Household energy bills could rise by more than £600 a year within six years to help power companies keep the lights on, the consumer group Which? has claimed.
The watchdog has written privately to the Treasury before next week’s Budget to warn of rising costs.
The group predicted that energy companies would need to spend £118 billion on new infrastructure between now and 2020.
This would include building power stations, replacing grids and erecting wind farms as part of a drive to sustain the power supply and cut down on carbon emissions.
Which? believes this cost will inevitably be passed on to consumers, adding the equivalent of £640 a year to household bills.
This would mean that the average bill would reach almost £2,000 a year, even if wholesale costs of gas and electricity remained stable.

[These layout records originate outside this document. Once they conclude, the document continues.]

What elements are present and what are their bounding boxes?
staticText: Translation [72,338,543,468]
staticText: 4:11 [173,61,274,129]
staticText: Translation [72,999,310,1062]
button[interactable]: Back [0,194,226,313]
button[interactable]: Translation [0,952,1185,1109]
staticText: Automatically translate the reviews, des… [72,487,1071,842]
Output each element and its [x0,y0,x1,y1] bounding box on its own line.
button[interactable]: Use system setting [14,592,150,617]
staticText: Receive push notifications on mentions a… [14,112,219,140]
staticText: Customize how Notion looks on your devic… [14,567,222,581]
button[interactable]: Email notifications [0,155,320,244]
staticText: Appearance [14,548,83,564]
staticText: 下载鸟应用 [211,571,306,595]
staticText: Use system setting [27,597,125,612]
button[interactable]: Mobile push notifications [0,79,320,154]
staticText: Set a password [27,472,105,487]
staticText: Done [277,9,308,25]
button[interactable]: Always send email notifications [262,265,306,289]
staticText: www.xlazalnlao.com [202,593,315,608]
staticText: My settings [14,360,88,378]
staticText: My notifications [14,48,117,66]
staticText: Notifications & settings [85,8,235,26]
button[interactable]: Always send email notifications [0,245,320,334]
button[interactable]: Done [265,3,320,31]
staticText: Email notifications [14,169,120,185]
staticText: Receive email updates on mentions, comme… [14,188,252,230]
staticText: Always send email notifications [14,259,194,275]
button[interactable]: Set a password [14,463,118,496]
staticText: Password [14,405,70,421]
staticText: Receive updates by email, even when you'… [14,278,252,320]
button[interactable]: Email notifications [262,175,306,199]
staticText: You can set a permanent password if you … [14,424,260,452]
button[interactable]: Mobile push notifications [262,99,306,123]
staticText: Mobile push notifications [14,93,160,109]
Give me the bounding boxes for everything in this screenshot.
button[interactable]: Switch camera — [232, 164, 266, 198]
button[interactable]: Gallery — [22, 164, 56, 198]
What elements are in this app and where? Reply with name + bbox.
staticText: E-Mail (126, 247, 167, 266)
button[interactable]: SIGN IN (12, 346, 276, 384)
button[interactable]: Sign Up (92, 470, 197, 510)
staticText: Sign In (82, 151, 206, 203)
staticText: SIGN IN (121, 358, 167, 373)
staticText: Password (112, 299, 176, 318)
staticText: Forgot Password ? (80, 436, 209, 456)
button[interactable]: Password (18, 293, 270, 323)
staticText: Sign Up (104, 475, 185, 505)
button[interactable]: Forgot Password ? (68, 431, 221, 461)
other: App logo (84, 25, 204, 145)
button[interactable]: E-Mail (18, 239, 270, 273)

In December 2013, the Treasury released estimates of planned infrastructure investments up to 2020 and beyond. As a result Which? has written to the Government demanding action.
The group is campaigning for a market investigation to find out if consumers are paying a fair price for energy.
Richard Lloyd, the executive director of Which?, told Sky News: “I don’t think consumers know that this is heading their way and that the decision has already been made by the government.
“This means one thing, that household bills are set to rise, and to rise for many people very steeply for the foreseeable future.”
The issue of rising energy bills has become a crucial one for political parties.
In the past three years, the Big Six power companies have increased prices by more than a third.
Ed Miliband promised last year to freeze costs to households for two years if Labour wins the next election.
George Osborne, the Chancellor, responded in his Autumn Statement by reducing green levies on power companies to knock £50 off the average bill.